Monday morning, and I arrived at the shiny bright new post office in Castelo, which had tape across the door and a sign pointing to a dusty, temporary post office around the corner. I took in a worn leaflet about tolls I’d picked up at the border some time back and showed it to the staff.  Confidently said something about wanting to pay for a trip a couple of days ago.  More head shaking.  “But….but….PLEASE LET ME PAY TO USE YOUR GODDAM MOTORWAY, DO YOU KNOW HOW MUCH TIME I AM WASTING, DO YOU? DO YOU?  Okay, of course I never said that, I actually smiled brightly and backed away. Looking calm and happy.

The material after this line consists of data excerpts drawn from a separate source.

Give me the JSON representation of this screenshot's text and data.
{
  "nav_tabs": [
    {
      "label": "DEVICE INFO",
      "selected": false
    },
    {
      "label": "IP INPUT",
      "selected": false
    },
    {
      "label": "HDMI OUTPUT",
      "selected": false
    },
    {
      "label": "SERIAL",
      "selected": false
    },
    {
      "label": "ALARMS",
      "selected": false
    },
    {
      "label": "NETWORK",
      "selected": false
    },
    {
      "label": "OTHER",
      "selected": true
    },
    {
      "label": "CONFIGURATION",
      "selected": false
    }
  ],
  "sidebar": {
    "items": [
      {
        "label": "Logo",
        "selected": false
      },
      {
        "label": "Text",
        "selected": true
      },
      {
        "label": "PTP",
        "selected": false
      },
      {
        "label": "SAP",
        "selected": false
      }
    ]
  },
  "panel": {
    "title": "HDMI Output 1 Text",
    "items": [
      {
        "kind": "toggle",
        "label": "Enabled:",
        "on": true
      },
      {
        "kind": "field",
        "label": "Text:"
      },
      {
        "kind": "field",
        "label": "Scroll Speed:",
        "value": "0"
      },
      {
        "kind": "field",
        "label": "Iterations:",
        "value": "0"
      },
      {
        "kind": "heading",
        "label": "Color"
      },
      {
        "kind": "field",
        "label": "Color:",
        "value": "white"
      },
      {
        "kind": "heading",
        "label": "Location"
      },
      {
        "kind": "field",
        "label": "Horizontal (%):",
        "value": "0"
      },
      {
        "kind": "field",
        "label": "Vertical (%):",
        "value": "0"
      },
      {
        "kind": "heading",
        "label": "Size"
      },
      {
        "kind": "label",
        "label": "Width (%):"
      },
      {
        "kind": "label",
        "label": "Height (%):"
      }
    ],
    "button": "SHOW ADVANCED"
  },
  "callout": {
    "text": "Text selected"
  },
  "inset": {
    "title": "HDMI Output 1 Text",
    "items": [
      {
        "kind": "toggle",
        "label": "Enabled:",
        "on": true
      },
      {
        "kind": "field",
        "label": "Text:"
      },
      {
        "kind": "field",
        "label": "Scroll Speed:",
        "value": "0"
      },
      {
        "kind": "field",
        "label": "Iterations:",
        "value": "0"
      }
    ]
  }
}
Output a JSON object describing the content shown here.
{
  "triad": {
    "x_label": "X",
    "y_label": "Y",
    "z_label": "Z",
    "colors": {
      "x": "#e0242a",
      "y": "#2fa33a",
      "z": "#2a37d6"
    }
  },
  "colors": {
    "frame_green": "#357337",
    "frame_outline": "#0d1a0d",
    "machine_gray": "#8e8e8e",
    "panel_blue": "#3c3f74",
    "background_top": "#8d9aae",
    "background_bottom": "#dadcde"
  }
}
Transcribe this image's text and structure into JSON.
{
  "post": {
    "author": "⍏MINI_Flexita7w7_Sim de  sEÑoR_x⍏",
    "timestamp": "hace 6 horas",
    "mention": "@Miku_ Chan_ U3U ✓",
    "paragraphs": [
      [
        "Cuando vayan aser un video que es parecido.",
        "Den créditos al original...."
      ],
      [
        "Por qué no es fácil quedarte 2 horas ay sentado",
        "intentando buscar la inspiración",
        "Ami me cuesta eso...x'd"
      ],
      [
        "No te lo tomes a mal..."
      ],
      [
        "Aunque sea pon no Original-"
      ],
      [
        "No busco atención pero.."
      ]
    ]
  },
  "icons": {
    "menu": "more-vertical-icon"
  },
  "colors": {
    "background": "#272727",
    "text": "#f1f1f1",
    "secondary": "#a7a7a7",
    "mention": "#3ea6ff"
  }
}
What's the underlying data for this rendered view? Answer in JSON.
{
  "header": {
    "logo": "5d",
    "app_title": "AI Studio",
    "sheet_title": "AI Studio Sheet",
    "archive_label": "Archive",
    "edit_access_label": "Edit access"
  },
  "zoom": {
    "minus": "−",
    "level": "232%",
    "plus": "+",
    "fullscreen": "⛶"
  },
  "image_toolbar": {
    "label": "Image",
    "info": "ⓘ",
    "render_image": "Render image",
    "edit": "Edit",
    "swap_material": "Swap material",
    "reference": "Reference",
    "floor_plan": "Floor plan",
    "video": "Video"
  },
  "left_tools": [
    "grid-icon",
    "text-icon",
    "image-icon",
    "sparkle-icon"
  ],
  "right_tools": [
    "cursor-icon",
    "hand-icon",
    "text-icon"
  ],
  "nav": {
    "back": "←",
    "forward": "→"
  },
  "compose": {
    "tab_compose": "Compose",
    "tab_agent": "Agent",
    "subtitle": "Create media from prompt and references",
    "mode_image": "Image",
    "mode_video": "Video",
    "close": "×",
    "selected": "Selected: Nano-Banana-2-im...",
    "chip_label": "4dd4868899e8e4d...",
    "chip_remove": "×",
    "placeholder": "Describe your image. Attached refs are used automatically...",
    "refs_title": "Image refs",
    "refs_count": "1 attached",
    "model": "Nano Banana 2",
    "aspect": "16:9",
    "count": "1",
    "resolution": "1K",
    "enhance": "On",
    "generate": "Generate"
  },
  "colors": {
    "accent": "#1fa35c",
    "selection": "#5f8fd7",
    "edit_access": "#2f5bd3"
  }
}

Looks like a post office - but not a post office. Yet.

Looks like a post office – but not a post office. Yet.

At this point I gave up.

A few days later Mr Suave and Helpful Bank Manager gave me a new bank card, activated the Via Verde account at the Multibanco cash point for me, and we now proudly zoom up and down the A23 and through the Via Verde toll point sections on the toll booth motorways, the box bleeping every time we go under a barrier.  We can even zip through the Via Verde lane where there are toll boxes.  Ah, the good life.  It was a proud moment when we had the receipt for our first toll debit emailed to us.  One day I may even have the courage to try out the Via Verde parking button at the airport.

When life gets that good, where is there to go?

Update* I’ve just read in Portugal News that they are thinking of changing the system. Noooo!

Freedom of the open road.  Wonder why it's empty?

Freedom of the open road. Wonder why it’s empty?